Riesenfarn im Nebelwald

Juni 25th, 2010

(21.06.2010) das schöne am reisen ist, dass man vieles sehen kann was es zu hause einfach nicht gibt. wirklich interessant wird es aber wenn man fast in der zeit zurück reisen kann. diese erfahrung beschert uns der besuch des Amboro nationalparks. die fast einzigartigen klimatischen verhältnisse ermöglichen es, dass hier urzeitliche riesenfarne die jahrmillionen überleben konnten.  wolkenschwaden ziehen über die berggipfel und beim wandern durch den dichten farnwald hat man fast das gefühl, jeden augenblick biegt ein dinosaurier um die ecke.

prosit neujahr!

Juni 25th, 2010

(20./21.6.2010) ja – kein schmäh! wir feiern neujahr! von 20. auf 21.6.2010 beginnt das neue inka-jahr. und wir sind zufällig in samaipata. und dort in der nähe ist el fuerte – eine der wichtigsten zeremonialstätten der inkas! mit außergewöhnlichen klangerlebnissen (schrill pfeiffende flöte), traditionellen getränken (wie u.a. bier) und diversen zeremonien verabschieden wir das alte und begrüßen das neue jahr.

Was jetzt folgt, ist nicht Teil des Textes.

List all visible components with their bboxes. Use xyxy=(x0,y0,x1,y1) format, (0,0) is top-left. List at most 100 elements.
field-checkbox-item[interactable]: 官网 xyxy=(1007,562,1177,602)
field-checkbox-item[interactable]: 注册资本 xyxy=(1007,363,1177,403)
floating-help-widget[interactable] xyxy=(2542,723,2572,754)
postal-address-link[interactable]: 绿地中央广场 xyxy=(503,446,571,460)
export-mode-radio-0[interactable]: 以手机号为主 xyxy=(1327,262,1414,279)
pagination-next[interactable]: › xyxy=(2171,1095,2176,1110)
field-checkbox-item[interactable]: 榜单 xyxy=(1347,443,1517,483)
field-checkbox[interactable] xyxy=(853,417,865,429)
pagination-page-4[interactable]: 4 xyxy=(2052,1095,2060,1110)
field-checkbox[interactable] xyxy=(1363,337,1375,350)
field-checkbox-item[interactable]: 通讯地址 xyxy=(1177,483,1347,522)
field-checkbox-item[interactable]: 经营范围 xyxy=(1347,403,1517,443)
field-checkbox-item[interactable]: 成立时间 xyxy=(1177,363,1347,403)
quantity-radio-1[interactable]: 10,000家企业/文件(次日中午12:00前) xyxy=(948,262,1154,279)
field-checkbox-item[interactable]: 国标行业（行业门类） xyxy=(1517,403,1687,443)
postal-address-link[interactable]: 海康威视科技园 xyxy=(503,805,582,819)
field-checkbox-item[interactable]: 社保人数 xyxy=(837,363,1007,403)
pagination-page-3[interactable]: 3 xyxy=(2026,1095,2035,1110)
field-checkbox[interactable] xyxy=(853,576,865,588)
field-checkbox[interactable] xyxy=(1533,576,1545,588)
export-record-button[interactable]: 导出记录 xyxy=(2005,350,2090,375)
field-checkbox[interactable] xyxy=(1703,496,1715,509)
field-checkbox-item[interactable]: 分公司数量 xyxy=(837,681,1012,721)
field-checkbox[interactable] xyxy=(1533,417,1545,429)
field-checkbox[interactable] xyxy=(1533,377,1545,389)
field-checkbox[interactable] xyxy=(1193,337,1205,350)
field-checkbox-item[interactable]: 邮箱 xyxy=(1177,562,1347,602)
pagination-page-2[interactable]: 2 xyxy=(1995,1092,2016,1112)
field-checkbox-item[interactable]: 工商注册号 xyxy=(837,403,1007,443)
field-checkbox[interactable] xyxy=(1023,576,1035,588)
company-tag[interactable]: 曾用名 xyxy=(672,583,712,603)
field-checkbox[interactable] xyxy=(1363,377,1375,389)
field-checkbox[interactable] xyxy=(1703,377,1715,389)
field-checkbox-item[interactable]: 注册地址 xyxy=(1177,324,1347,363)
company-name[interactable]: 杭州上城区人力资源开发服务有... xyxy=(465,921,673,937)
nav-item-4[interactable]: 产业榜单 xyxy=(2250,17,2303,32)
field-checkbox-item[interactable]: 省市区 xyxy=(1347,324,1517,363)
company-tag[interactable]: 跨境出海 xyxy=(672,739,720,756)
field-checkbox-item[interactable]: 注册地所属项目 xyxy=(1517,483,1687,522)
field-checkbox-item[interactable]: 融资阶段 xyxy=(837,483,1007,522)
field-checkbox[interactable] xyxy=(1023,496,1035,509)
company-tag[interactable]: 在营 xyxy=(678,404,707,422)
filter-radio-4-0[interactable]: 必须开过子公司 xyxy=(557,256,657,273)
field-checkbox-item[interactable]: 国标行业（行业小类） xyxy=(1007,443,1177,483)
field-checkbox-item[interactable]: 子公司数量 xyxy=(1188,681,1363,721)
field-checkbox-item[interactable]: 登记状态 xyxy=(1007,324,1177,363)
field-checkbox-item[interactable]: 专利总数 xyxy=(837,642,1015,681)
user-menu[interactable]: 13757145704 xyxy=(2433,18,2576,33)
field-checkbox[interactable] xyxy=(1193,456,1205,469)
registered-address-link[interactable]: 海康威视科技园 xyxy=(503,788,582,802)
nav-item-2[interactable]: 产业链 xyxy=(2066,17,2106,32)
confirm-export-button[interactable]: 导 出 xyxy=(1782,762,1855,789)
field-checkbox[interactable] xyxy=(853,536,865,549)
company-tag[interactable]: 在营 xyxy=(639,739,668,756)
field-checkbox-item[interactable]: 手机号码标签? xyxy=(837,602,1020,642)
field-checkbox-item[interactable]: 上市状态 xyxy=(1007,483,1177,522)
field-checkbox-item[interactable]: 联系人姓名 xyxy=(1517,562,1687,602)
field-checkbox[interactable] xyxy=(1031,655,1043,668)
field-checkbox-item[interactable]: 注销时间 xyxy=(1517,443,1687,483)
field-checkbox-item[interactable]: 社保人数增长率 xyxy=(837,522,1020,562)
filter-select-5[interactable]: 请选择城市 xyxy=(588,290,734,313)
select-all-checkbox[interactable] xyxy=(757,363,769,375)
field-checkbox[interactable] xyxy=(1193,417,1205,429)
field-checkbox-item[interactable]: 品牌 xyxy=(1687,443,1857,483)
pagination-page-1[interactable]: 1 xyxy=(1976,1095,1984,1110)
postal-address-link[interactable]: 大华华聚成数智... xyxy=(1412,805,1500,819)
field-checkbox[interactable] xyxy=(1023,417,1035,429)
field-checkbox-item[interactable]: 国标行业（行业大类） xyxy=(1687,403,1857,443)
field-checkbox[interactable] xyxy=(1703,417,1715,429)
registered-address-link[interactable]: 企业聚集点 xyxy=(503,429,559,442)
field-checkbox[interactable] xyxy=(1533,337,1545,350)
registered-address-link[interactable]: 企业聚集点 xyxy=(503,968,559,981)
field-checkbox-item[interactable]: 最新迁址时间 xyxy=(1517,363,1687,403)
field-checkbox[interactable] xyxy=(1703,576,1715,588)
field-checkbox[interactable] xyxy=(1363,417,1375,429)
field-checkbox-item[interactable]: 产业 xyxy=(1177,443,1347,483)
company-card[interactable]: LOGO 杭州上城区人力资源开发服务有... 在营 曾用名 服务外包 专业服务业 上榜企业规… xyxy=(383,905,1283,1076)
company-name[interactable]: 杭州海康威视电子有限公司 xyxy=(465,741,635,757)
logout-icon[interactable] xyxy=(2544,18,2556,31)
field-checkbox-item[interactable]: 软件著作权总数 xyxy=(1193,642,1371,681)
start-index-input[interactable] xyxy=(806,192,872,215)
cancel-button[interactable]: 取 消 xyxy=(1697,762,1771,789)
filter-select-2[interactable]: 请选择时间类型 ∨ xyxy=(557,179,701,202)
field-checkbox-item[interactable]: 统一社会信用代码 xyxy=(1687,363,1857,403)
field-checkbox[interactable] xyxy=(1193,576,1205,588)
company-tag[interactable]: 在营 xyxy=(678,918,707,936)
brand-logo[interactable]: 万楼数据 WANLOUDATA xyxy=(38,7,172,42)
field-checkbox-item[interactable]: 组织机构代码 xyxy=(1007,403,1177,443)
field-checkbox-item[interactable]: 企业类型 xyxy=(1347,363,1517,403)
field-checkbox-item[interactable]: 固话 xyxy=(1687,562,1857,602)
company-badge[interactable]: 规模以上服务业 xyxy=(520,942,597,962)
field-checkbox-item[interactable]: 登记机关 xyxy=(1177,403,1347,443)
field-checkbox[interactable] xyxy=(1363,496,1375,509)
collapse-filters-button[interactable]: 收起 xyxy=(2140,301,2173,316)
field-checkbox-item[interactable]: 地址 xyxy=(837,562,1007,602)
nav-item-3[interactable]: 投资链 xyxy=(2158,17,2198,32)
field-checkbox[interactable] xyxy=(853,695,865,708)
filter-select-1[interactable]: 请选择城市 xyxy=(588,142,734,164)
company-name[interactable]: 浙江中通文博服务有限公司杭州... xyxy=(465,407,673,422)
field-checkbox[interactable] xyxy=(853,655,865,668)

ALLEN EIN GUTES NEUES INKA-JAHR!

potato tasting – fiesta de la papas

Juni 16th, 2010

as bolivia is the country with the most different kinds of potatos in the world  it is nearly a logical decision to try some of them. before we could start cooking we had to do a little survey at the market to find out some details about bolivian potatos. to find the regular types is not a problem, because big sacks of them are available everywhere at the market. a harder thing was to find out about special types of them, because most of them are not called patatas/papas(potatos) but have different names and sometimes don`t look like potatos. with a little luck and help from the women at the market we could manage to have at the end 7 different types of potatos(4 regular with different colors, papalisa, papa seca, oca). as it is not a lot of fun to do cooking and testing alone, find some people to join the cooking have some drinks and make a party out of it is much more fun. greetings to deborah, lee, amanda, kati and jonas it was a great time with you.